Published in final edited form as: Cell Rep. 2017 Mar 28;18(13):3178–3191. doi: 10.1016/j.celrep.2017.03.009

(A and B) Muscle histology from the gastrocnemius of control (A) and an affected Nm4302 mouse (B).

(C) Genetic mapping associations on both Chr12 and Chr18. The logarithm of the odds score (LOD, y axis) of SNPs is plotted versus their chromosomal location (x axis).

(D) Chromatograms of sequencing genomic DNA of a wild-type (top), Sh3tc2 heterozygote (middle), and Sh3tc2 homozygote (bottom) show the C to T conversion.

(E) The B2 element insertion in exon 26 of Nrcam results in a 259-bp insertion with a duplication of the flanking 15 bp of the exon. Splicing from exon 25 to 26 results in a premature stop codon in the B2 element sequence, and splicing into the B2 element itself results in a premature stop codon 23 bp downstream of the new splice junction.

(F and G) Immunolabeling of NRCAM (red) and KV1.2 (green) at nodes of Ranvier in teased sciatic nerve axons from wild-type mice (F) or Nrcam mutant mice (G) reveals an absence of signal in the mutant, confirmed in teased nerves from three mice per genotype.

(H) Western blotting protein from brain extracts revealed an absence of signal in Nrcam mutant mice (Nrcam^−/−). Mice from the KOMP2 program carrying an Nrcam mutation (Nrcam^k/k) and a strain-matched littermate control (Nrcam^WTB6^/N) were used as controls. Wild-type littermates from each Nrcam mutant strain contain protein at the predicted size, and anti-GAPDH was used as a loading control (below). Three independent blots were probed, and three mice per genotype were examined.

(I) Wild-type nodes of Ranvier have a single, colocalized site of NaV1.6 and ankyrinG immunoreactivity.

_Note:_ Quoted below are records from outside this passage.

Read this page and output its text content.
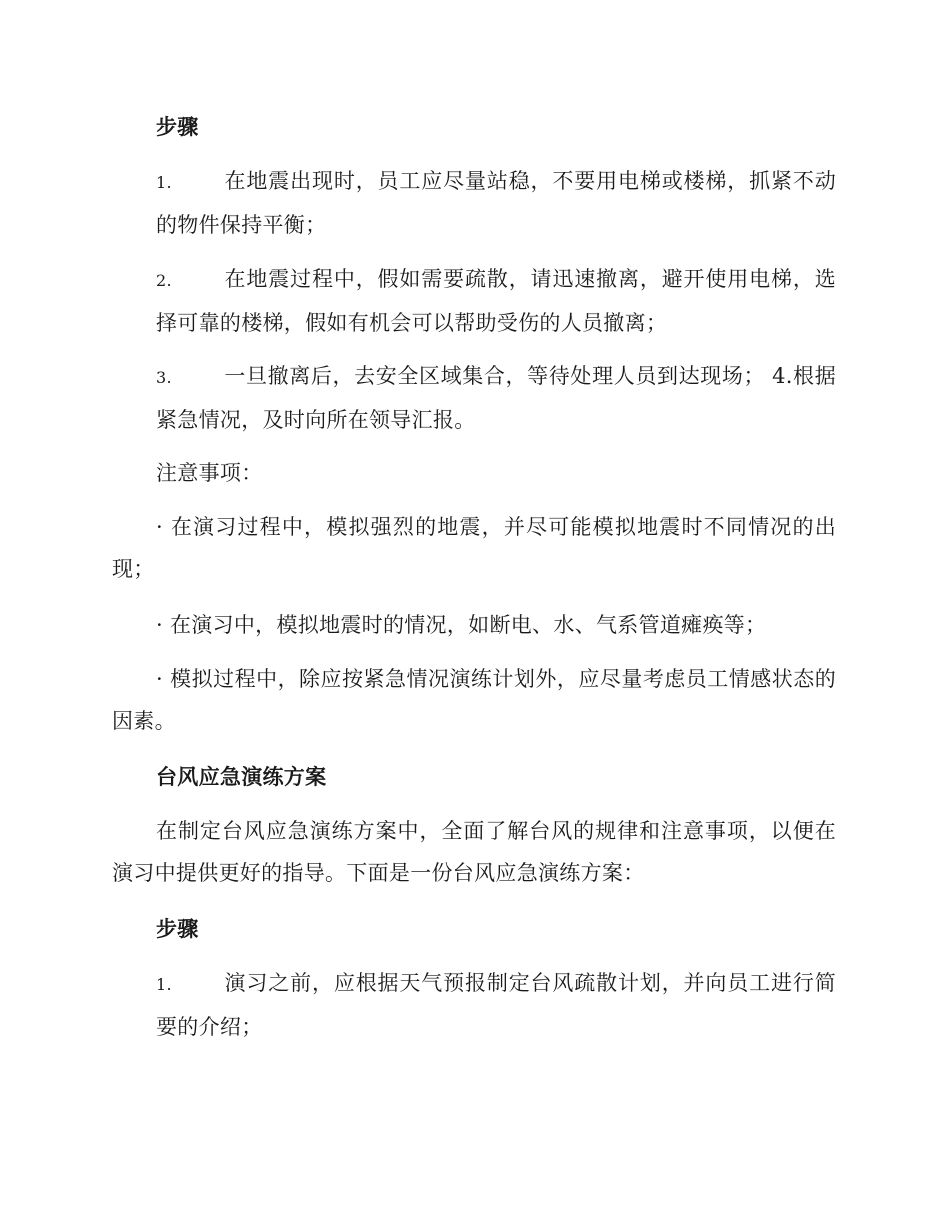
步骤

1. 在地震出现时，员工应尽量站稳，不要用电梯或楼梯，抓紧不动的物件保持平衡；

2. 在地震过程中，假如需要疏散，请迅速撤离，避开使用电梯，选择可靠的楼梯，假如有机会可以帮助受伤的人员撤离；

3. 一旦撤离后，去安全区域集合，等待处理人员到达现场； 4.根据紧急情况，及时向所在领导汇报。

注意事项：

· 在演习过程中，模拟强烈的地震，并尽可能模拟地震时不同情况的出现；

· 在演习中，模拟地震时的情况，如断电、水、气系管道瘫痪等；

· 模拟过程中，除应按紧急情况演练计划外，应尽量考虑员工情感状态的因素。

台风应急演练方案

在制定台风应急演练方案中，全面了解台风的规律和注意事项，以便在演习中提供更好的指导。下面是一份台风应急演练方案：

步骤

1. 演习之前，应根据天气预报制定台风疏散计划，并向员工进行简要的介绍；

(J) In Nrcam mutant mice, nodes “split” with two sites of NaV1.6 and ankyrinG labeling. Four mice of each genotype were examined.

(K) Western blot of sciatic nerve lysates probed with antibodies against NaV1.6 revealed reduced signal relative to beta-actin loading control. Proteins migrated at their anticipated molecular weights of ~225 and ~42 kDa for NaV1.6 and beta-actin, respectively.

(L) Quantification of (K) revealed a 51% decrease in NaV1.6 intensity (three Nrcam^−/− and three C57BL/6J control analyzed, p = 0.03), mean ± SD.

(M) The relationship between internodal distance and fiber diameter was not changed in Nrcam^−/− mice compared to C57BL/6 controls (n = 3 mice per genotype, 37 Nrcam^−/− and 34 Nrcam^+/+ axons measured).

Scale bar in (J), 7 μm for (F) and (G) and 14 μm for (I) and (J).